As palestras e os debates no VIII Enjac Rio (Encontro de Jornalistas em Assessoria de Comunicação) enfatizaram no fim de semana, em Teresópolis, a importância da reabilitação do diploma para o exercício da profissão, além de ressaltarem o papel revolucionário das redes sociais e o compromisso com os princípios éticos da categoria, tanto no relacionamento com as fontes quanto na produção da informação.
A abertura oficial do evento se deu no sábado à noite e as palestras em quatro painéis, se realizaram no sábado, quando também foram eleitos os delegados que participarão do 17º Enjac Nacional, que acontece entre 1º e 4 de outubro na cidade de Goiânia. O VIII Enjac Rio, realização do Sindicato e da Fenaj (Federação Nacional dos Jornalistas), teve patrocínio da Petrobras e Vale e contou com o apoio de Fetranspor, CEG Rio, Maxpress, Light e FENAJprev.
De outra geração
Em 1990, o jornalista André Machado, presente a um evento em Viena, na Áustria, enviou para a família no Brasil um cartão postal que só chegou três meses depois. Já em 2005, no Japão, ele escreveu e enviou uma matéria que foi recebida no Brasil no dia anterior. Claro que o fato de a mensagem ter “chegado antes” se deve à diferença de fuso horário. Mas ilustra bem a diferença na rapidez na recepção de uma informação na era digital da Internet sem fio.
A história foi contada de forma bem humorada pelo próprio jornalista, um dos palestrantes no painel 1 – As redes sociais como instrumento de trabalho no exercício do jornalismo. Machado, que se sente pertencente à geração X, diz que sua filha de 14 anos consegue em poucos segundos descobrir os caminhos para a manipulação de determinada ferramenta e que ele levaria horas e não conseguiria encontrar a saída. “É que ela é da geração Y”, esclarece.

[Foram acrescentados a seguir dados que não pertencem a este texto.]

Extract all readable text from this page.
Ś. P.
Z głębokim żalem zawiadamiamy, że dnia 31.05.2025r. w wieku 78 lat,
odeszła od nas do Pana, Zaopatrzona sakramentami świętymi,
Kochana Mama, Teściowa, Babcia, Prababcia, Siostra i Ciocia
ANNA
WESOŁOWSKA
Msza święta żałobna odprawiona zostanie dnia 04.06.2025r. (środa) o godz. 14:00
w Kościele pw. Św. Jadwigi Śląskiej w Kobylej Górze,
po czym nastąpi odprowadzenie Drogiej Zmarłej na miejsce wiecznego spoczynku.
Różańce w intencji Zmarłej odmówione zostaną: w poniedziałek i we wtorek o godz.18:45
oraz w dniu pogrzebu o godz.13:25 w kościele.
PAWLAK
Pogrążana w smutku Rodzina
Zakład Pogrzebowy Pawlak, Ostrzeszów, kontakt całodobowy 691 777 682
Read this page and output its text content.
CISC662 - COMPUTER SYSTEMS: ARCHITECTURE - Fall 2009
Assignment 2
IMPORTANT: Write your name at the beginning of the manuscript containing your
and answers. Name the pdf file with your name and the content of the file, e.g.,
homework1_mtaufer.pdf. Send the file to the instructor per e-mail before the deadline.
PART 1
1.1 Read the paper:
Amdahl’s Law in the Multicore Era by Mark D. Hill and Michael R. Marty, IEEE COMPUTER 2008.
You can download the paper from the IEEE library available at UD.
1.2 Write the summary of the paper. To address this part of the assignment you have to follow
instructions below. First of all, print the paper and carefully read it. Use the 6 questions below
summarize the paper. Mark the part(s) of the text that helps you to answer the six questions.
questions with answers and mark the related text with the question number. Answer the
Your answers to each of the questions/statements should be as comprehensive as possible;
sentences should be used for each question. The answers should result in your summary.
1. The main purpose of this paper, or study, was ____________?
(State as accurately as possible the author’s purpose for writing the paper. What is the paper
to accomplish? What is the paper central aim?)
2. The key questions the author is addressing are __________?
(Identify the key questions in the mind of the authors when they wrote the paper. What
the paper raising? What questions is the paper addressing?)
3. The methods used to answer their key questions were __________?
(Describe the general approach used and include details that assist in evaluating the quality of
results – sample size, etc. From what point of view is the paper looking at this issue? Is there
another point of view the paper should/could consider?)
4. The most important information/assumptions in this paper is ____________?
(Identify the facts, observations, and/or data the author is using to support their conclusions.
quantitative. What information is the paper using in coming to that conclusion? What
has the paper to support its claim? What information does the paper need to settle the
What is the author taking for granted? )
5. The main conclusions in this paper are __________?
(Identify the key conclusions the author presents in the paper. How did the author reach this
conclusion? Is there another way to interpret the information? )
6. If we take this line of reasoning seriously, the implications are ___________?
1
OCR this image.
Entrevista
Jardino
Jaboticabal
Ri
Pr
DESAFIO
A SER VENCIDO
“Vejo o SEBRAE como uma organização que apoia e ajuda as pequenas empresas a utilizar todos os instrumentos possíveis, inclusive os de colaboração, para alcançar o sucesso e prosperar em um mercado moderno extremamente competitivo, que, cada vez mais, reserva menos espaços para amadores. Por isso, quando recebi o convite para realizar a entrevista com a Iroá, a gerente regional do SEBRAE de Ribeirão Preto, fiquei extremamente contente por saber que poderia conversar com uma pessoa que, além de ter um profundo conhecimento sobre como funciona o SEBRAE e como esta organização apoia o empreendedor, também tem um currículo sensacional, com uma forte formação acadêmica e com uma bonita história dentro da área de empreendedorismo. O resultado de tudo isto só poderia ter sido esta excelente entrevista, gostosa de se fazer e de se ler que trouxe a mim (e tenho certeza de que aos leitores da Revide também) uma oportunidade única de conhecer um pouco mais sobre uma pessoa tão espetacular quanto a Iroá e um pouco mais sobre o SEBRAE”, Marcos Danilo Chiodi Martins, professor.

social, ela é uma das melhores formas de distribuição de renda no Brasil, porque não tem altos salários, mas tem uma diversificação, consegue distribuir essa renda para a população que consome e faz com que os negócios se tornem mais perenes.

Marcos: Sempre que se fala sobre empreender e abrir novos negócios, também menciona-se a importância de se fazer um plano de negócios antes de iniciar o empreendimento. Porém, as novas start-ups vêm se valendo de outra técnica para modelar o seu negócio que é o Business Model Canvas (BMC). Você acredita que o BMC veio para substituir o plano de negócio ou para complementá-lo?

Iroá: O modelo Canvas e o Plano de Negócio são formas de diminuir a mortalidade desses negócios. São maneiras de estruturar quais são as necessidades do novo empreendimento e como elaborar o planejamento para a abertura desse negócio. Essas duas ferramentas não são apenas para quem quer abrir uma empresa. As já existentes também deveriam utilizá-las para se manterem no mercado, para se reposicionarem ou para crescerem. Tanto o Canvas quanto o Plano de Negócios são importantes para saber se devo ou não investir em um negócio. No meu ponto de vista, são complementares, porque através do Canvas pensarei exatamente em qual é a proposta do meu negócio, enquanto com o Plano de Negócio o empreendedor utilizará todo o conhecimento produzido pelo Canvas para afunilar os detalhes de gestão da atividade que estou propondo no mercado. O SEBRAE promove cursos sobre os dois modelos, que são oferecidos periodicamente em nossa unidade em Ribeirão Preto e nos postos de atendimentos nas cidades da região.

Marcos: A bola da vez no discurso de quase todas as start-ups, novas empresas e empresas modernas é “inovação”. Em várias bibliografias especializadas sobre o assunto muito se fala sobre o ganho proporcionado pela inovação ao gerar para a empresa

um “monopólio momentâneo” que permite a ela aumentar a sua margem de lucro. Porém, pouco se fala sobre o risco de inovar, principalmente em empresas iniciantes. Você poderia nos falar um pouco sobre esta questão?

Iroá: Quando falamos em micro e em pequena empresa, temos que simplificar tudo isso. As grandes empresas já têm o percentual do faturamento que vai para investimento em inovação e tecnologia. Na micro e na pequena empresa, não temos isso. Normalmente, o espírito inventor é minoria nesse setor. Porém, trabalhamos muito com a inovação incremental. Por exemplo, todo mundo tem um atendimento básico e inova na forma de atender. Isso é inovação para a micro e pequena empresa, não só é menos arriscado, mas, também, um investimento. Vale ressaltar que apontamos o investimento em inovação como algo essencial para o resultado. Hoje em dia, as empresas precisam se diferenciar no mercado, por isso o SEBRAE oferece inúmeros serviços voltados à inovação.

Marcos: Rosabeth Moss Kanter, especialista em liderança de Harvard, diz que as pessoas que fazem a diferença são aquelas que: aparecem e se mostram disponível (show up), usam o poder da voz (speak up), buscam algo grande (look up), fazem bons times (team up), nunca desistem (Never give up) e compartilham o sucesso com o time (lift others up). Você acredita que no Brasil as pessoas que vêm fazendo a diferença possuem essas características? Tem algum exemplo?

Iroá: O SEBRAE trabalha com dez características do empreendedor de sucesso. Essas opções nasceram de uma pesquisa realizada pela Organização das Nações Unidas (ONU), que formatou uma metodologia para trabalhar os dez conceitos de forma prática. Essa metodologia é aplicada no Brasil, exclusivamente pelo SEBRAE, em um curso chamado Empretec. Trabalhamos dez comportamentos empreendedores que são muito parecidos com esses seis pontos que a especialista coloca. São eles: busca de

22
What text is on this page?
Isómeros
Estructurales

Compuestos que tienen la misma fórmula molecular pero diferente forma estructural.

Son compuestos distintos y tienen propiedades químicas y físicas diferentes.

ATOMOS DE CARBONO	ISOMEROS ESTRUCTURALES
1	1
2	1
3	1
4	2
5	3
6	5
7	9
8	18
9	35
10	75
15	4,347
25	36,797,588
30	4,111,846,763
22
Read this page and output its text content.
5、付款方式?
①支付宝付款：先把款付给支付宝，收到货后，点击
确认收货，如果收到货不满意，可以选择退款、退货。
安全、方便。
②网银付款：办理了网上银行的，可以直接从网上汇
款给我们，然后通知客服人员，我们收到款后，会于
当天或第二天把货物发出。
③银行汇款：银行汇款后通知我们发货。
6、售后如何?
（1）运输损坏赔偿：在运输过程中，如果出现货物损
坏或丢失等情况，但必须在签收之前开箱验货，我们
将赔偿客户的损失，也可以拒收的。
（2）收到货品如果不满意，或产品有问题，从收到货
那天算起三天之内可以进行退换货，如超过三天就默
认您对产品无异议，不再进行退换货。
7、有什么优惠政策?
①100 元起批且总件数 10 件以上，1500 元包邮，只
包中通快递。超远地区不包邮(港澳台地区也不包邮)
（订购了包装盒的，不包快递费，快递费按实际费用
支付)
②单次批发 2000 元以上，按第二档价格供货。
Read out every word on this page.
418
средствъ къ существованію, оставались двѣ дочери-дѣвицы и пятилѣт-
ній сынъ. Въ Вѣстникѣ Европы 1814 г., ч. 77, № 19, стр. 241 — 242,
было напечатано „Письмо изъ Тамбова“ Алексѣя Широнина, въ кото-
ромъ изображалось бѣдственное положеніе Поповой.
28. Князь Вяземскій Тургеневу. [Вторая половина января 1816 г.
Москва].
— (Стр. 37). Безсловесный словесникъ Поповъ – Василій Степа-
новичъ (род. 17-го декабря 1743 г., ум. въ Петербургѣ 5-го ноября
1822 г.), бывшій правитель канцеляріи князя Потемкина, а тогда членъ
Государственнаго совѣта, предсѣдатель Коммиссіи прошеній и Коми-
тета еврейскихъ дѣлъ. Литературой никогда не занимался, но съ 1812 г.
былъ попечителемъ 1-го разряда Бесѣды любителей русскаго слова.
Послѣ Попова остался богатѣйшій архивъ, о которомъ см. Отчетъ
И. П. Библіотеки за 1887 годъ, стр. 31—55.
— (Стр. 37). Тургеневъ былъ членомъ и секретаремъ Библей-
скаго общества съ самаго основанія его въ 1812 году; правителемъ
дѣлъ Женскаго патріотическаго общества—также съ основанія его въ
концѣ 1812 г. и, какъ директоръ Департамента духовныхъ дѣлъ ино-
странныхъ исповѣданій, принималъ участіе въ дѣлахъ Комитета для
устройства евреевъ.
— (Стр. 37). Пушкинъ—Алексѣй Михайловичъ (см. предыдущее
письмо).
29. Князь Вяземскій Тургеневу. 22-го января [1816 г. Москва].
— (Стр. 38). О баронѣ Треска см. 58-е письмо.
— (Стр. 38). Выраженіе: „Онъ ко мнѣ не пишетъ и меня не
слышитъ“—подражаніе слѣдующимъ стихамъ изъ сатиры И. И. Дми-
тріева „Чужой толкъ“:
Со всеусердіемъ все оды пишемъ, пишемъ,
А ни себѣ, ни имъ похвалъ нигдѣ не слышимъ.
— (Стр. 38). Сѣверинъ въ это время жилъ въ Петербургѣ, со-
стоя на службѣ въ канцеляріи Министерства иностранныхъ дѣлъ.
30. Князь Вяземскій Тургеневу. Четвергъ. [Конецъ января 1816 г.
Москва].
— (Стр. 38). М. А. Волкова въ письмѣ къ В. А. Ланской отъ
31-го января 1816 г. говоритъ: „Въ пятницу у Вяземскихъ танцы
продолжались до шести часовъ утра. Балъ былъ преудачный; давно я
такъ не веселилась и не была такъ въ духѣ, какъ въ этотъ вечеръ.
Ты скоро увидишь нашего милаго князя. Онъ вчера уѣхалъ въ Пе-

Com a chegada da informação digital, a sociedade toma conhecimentos dos fatos na hora em que eles acontecem. Na opinião de Machado, jornais e revistas devem refletir sobre essas mudanças. “No dia seguinte, todo mundo já sabe de tudo. Jornais e revistas devem saber que só informação não é jornalismo. Para sobreviver, vão precisar oferecer mais disciplina, análise e contextualização. Por isso jornalismo é profissão”, enfatizou.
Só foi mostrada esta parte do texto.